Bar Alfalfa

On Sunday we had lunch at Bar Alfalfa, a tiny nook of a tapas bar near Seville’s Plaza de la Alfalfa.

Bar Alfalfa

This neighbourhood is only 10 minutes by foot from our apartment, but it was the first time we’d wandered through.

Bar Alfalfa

Inside the small triangular space there are only a few high wooden tables, some ledges along the windows, and a u-shaped bar across the back. For latecomers there is standing room only.
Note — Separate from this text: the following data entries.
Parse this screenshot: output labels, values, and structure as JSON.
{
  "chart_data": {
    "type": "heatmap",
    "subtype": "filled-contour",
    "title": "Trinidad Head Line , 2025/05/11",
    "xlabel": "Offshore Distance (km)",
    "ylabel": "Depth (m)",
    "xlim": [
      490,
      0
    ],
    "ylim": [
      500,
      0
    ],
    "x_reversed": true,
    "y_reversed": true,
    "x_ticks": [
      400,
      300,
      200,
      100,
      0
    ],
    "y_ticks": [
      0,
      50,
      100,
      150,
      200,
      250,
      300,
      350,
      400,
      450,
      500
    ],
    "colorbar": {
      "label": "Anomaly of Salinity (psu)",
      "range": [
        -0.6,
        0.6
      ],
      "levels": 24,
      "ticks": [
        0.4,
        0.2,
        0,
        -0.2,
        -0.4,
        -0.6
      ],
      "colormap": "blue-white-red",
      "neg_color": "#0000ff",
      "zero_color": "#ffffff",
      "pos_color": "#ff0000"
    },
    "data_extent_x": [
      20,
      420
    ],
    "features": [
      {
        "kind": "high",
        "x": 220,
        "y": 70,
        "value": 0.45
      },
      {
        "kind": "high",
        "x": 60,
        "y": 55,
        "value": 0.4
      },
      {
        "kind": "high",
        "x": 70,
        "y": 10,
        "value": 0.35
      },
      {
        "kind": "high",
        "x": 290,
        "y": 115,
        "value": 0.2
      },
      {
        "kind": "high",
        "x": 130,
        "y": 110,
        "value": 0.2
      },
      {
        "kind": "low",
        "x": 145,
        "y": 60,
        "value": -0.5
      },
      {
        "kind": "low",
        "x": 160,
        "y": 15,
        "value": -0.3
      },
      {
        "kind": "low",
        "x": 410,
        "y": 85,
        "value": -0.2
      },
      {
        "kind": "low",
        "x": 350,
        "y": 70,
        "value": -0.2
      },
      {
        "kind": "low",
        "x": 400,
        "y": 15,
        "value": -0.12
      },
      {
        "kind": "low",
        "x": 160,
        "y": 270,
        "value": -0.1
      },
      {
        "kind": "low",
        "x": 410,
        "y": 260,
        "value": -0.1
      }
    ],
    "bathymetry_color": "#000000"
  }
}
The first thing we noticed was the selection of golden Jamón Ibérico legs strung up behind the bar. Inserted into the bottom of some legs were small plastic cups to catch any juices that drip as the hams age.

Hanging Jamón Ibérico
Hanging Jamón Ibérico

We’d yet to try this famous jamón in its purest state (rather than chopped up in soups, for example) so we immediately ordered a €3 tapas portion. I watched as our very friendly bartender carefully shaved thin slices straight from the leg and laid them out on our plate.

The Current Leg
The Current Leg
Buttery Jamón
Buttery Jamón

When you order tapas you get bread served free, but this ham seemed too good to dilute on a piece of bread. So we ate the slices straight — they melted like butter in our mouths. We’ve had some decent jamón back in Toronto but at many times the price.

We also enjoyed a few beers, a couple more bowls of the now familiar salmorejo soup, and some of the most delicious bruschetta we’ve ever stumbled across. I’m normally indifferent about tomatoes but here in Andalusia they are delicious and I can’t get enough of them.